The music was captivating, as driven by Peter Hook’s sinuous, mercurial lead bass guitar, Bernard Sumner’s broken glass plucked with brittle bone guitars, Stephen Morris’ robotic, locomotive, precision drums, and synths that scurry from the shadows, sometimes hulking and ponderous, sometimes feigning joy amidst sorrow. Martin Hannett’s charcoal hued, imaginative production helped accentuate the Joy Division sound: the sound of the tightly wound ‘everything,’ teetering on the brink of falling apart (even during the abundant moments of perfection), as witness by the tendency for the songs to abruptly cut off or slip into entropy meltdown. But these instruments and disparate sounds ascended out of the post-punk clamor at diametrically opposed trajectories, swinging back down like the aching branches of a weeping willow, an arching despondence that hovered over Ian Curtis’ haunting, compact, direct vocals. Vocals that conveyed the conflict within via juxtaposing calm, almost monotone recitations with the occasional eruption of fiery passion (especially in the live environment). Ian, always the focal point, held elusive control, even when his control was sifting like sand through his fingers, sand that pours, eternally, through the hourglass of infinity...
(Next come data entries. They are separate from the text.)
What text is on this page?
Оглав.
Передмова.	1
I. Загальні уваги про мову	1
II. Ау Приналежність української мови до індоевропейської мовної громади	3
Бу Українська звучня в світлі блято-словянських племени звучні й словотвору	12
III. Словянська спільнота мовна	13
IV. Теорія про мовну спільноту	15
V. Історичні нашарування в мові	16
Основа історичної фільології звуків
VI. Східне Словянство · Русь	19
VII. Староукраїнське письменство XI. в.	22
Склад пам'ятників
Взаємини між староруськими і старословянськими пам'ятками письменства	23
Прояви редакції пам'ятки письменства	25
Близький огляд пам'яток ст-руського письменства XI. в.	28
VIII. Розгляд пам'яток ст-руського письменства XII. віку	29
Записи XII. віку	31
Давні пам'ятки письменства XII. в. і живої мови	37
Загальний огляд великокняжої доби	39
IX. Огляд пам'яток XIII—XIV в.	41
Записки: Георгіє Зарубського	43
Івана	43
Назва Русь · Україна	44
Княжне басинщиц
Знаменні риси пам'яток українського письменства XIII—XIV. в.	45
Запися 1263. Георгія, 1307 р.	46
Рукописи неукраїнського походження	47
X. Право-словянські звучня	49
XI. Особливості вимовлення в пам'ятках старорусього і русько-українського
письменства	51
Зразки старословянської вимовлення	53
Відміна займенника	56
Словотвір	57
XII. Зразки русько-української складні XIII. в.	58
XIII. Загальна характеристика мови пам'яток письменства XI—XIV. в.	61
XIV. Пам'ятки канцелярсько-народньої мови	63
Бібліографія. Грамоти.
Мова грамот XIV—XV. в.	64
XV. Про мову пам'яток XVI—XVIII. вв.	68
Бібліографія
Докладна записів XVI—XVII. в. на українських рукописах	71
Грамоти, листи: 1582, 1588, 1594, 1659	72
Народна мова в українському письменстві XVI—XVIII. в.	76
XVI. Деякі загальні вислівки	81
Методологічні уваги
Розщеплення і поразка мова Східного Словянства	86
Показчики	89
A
From the pre-dawn rumble and strangulation caress of Unknown Pleasures to the resigned, chiseled in iron poetry of the masterful Closer, to the singles (taut snippets—pages ripped from the notepad, fully formed and demanding attention) and various collections, the Joy Division mystique flourishes even now (Still), twenty years later. Because rarely has the human condition been exposed and cataloged with such minute detail, with such uninhibited abandon and unnerving accuracy.

*****

Maybe soon I’ll have to post a blog dealing with my strange love of ellipsis, eh?



Cover artwork for the brilliant, Closer. 
The photograph is from Bernard Pierre Wolff and is of the Appiani family tomb in the Cimitero Monumentale di Staglieno in Genoa, Italy, by Demetrio Paernio.